Did you know that the world’s largest yoga lesson took place two years ago?
According to Guinness World Records, more than 100,000 people travelled to the northern Indian city of Kota for World Yoga Day.
But breaking the world record this year will be more difficult this year in view of the coronavirus (COVID-19) pandemic.
Read on for six facts you need to know about yoga.
#1. World Yoga Day
The Prime Minister of India, Narendra Modi, proposed the day at the United Nations in 2014. A passionate yogi, he even has his own yoga channel on YouTube. He presents yoga as a way to improved health and more peace.
But for Modi, yoga is also a form of soft power and national pride. The Indian government is holding a blogger competition this year, with participants asked to explain how yoga affects their lives.
Invented at least 5,000 years ago in what is now India, yoga is more than just stretching or acrobatics. It’s a philosophy that also includes meditation and breathing exercises. The exercises are designed to promote inner harmony and being at one with nature.
#3. Strange but true
Yoga fans around the globe are finding crazier and crazier ways of getting their fix.
In beer yoga, for example, you’re more likely to hear “cheers” than “mmmm” and the “sun salutation” is replaced by a “beer salutation.” Beer bottles are integrated into the exercises – and consumed.
Naked yoga is all about learning to love your body, and seeing the changes after a few weeks of training.
There is also dog yoga, where the dog owners have to give their four-legged friends a scratch while getting bendy.
Last but not least, laughter yoga involves prolonged laughter as part of a group.
#4. Yoga in schools
In Nepal, as soon as the schools open again, students will have to learn yoga. The new curriculum for primary and secondary school students includes yoga exercises and texts on yoga. Older students will be able to specialise further in yoga, as well as Ayurveda, a traditional system of medicine.
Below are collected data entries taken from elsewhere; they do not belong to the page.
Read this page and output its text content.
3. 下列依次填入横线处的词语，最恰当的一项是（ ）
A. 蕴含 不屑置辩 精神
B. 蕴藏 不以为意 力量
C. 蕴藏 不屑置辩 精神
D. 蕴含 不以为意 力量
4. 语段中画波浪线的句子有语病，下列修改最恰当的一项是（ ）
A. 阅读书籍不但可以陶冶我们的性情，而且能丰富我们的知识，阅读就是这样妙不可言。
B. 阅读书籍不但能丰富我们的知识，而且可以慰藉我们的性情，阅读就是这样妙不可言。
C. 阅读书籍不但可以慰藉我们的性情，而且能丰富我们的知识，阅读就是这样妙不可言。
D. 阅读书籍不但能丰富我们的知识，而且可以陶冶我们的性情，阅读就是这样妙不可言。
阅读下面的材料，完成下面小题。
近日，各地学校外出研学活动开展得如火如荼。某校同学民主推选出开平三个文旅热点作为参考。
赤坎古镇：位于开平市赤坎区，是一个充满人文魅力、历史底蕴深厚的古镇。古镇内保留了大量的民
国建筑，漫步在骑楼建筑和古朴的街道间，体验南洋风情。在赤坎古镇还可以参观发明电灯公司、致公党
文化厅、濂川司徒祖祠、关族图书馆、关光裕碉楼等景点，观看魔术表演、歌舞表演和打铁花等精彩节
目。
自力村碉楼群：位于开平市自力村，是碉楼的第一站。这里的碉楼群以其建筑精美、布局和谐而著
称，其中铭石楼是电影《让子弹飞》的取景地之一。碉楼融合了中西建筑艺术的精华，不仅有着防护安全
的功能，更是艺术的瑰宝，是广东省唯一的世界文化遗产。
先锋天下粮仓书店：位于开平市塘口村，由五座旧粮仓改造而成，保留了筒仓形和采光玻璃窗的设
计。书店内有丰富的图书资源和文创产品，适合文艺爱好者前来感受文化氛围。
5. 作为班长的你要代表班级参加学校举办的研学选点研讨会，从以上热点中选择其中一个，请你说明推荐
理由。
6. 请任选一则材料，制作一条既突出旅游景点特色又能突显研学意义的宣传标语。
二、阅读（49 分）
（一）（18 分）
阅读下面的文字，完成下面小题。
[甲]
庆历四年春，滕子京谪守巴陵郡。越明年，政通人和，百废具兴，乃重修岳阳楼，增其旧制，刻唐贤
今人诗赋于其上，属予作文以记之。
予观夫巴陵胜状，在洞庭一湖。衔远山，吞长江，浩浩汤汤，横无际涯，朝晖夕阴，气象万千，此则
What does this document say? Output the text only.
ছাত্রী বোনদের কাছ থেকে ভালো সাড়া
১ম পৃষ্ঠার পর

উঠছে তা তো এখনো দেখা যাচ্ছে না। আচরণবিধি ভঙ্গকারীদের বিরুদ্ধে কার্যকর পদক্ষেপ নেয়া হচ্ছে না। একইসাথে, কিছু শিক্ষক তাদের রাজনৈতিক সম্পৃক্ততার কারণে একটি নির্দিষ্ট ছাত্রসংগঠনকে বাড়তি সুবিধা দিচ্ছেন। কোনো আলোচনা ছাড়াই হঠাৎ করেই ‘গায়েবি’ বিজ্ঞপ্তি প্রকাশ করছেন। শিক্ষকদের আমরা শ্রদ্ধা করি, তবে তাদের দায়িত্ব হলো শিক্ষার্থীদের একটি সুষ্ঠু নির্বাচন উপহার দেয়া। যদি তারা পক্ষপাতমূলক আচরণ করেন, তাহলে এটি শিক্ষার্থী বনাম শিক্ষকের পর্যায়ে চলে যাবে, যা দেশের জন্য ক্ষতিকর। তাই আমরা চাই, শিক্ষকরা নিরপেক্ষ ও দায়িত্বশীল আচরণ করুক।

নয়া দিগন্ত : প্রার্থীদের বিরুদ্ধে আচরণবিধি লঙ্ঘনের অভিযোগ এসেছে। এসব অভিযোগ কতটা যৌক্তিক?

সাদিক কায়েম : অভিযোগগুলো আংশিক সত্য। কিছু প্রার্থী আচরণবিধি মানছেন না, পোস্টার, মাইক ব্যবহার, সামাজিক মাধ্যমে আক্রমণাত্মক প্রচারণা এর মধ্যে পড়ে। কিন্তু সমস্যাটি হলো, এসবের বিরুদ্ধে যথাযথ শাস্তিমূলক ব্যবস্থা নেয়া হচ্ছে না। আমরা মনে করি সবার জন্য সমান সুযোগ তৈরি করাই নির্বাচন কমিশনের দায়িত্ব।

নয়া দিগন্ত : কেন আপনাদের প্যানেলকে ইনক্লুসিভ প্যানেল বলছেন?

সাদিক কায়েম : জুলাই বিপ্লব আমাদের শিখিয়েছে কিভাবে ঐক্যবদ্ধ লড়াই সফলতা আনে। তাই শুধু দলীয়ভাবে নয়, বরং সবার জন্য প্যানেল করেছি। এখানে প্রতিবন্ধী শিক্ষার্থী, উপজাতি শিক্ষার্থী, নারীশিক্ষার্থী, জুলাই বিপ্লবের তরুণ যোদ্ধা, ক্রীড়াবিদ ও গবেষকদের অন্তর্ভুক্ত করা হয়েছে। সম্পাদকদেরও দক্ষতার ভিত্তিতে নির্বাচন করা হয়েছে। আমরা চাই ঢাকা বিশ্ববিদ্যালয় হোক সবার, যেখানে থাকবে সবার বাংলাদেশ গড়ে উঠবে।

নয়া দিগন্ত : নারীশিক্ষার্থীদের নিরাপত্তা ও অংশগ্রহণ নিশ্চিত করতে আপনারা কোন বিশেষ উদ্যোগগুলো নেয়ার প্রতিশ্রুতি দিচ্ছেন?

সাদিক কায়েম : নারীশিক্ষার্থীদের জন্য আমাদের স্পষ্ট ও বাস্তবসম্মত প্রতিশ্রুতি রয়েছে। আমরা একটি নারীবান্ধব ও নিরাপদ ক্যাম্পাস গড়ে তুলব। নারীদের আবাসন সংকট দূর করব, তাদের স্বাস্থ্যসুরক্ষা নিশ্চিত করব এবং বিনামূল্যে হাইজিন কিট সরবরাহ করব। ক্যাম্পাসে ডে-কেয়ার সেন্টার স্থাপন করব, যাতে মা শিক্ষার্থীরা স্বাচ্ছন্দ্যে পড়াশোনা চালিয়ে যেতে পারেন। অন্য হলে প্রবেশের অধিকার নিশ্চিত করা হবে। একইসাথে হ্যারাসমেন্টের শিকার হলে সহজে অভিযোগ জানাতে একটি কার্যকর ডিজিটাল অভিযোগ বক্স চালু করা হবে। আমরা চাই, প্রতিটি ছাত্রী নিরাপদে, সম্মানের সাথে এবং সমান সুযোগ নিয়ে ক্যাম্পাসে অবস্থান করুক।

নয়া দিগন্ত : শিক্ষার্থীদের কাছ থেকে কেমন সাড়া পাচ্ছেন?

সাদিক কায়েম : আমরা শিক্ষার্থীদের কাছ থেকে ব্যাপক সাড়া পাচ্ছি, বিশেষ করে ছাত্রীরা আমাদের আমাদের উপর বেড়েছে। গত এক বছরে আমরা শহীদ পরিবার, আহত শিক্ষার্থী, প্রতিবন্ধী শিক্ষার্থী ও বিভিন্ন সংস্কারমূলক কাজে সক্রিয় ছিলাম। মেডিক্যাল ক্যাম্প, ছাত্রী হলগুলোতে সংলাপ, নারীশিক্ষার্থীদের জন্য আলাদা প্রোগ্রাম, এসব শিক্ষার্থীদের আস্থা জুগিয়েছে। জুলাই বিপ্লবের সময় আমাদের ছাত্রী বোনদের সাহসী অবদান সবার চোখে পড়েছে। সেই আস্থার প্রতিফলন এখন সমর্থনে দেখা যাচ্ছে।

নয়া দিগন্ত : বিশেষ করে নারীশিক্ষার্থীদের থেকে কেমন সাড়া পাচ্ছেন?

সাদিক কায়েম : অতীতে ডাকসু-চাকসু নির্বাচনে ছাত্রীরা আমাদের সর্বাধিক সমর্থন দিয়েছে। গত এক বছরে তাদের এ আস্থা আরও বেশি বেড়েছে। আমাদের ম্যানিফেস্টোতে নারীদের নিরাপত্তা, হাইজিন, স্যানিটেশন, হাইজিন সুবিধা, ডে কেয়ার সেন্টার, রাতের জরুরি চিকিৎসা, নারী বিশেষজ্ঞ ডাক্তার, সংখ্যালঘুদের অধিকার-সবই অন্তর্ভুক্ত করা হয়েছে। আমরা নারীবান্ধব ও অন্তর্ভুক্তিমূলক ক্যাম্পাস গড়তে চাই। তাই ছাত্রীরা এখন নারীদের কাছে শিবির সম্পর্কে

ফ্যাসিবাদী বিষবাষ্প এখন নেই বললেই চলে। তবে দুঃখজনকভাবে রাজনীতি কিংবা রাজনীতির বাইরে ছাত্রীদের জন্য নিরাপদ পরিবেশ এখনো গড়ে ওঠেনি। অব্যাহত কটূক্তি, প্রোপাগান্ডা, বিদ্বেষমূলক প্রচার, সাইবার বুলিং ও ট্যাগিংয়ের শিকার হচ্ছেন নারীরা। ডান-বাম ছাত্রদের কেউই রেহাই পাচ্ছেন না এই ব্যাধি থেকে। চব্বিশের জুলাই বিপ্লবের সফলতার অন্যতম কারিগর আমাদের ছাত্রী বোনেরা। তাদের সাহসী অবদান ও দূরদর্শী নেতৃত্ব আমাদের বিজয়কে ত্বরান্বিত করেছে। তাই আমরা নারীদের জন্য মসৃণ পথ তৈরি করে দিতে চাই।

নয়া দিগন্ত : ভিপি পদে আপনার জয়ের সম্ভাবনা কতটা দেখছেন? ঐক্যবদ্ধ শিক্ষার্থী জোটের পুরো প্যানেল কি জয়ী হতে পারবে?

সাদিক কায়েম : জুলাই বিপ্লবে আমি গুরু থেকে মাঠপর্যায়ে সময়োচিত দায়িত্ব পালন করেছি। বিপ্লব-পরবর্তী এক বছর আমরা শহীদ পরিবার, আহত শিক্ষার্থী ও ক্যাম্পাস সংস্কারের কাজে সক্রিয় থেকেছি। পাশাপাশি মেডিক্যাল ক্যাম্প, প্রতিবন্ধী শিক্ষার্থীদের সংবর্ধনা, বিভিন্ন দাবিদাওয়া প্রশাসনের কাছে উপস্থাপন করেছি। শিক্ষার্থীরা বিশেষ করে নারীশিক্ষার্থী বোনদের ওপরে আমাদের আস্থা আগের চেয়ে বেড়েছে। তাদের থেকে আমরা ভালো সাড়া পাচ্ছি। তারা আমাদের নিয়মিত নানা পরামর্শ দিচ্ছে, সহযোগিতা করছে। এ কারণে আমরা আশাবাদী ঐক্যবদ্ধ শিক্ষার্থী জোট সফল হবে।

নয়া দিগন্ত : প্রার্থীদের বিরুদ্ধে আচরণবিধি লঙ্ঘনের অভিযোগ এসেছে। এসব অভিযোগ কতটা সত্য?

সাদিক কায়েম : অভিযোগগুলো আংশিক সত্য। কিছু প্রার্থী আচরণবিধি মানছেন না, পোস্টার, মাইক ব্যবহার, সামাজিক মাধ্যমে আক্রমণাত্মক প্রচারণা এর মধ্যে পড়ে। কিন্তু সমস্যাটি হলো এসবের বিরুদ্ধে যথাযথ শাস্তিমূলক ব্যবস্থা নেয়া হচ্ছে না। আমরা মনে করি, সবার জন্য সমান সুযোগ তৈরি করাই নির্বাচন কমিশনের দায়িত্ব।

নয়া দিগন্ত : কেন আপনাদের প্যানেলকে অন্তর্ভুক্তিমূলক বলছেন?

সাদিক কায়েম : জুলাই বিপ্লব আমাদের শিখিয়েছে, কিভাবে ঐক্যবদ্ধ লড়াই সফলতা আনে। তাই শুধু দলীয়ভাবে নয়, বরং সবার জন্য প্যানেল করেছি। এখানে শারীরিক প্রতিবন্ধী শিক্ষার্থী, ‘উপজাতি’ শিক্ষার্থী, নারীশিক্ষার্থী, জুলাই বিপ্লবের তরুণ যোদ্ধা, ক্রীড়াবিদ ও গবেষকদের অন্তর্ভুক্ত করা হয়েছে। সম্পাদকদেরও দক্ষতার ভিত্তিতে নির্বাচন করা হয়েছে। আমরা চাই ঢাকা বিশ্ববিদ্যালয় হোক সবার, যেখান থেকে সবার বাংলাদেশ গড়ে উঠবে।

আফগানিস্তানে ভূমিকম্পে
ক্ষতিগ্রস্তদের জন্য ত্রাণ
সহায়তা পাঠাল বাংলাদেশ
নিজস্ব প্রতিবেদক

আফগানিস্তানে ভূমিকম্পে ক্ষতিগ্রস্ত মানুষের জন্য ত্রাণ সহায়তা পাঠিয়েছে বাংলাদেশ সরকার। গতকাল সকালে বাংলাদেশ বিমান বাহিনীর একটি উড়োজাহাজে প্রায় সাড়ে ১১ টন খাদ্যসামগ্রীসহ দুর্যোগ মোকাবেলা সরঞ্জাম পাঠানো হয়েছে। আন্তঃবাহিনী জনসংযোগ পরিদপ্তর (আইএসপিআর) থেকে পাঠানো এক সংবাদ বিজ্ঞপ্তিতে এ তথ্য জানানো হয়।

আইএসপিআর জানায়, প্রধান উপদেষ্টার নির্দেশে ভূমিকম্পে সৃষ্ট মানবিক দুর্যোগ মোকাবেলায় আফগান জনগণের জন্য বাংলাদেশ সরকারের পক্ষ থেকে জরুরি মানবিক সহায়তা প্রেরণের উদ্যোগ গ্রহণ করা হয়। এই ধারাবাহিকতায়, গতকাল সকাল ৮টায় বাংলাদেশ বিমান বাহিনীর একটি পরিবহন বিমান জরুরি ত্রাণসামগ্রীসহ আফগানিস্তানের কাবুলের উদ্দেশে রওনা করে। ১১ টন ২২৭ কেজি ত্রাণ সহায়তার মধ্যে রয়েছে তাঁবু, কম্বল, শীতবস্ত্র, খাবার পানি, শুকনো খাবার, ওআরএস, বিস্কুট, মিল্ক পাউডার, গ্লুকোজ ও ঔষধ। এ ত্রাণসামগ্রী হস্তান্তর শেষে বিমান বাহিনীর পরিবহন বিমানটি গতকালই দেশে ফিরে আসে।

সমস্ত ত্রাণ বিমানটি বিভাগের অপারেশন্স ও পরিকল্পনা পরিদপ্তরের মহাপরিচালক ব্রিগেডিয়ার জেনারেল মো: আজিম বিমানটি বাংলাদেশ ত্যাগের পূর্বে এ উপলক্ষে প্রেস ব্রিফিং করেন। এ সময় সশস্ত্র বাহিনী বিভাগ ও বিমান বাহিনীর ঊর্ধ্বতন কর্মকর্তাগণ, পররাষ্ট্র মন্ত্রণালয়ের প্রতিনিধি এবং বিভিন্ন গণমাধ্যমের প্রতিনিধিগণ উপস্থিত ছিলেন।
#5. World’s oldest yoga teacher
Even at 95, the Canadian Ida Herbert was still teaching yoga, and in 2012 was entered into the Guinness Book of Records. Her secret to living a long life is to avoid junk food, tend to the garden and have a glass of sherry after a meal.
Yoga can be good for health, as several studies show. For example, it can help with back pain and asthma, writes research network Cochrane. Practising yoga on a regular basis also has a relaxing and stress-reducing effect, writes the Professional Association of Yoga Teachers. Studies have shown that yoga has a positive effect on many diseases, especially cardiovascular diseases, musculoskeletal disorders and injuries, as well as mental illness.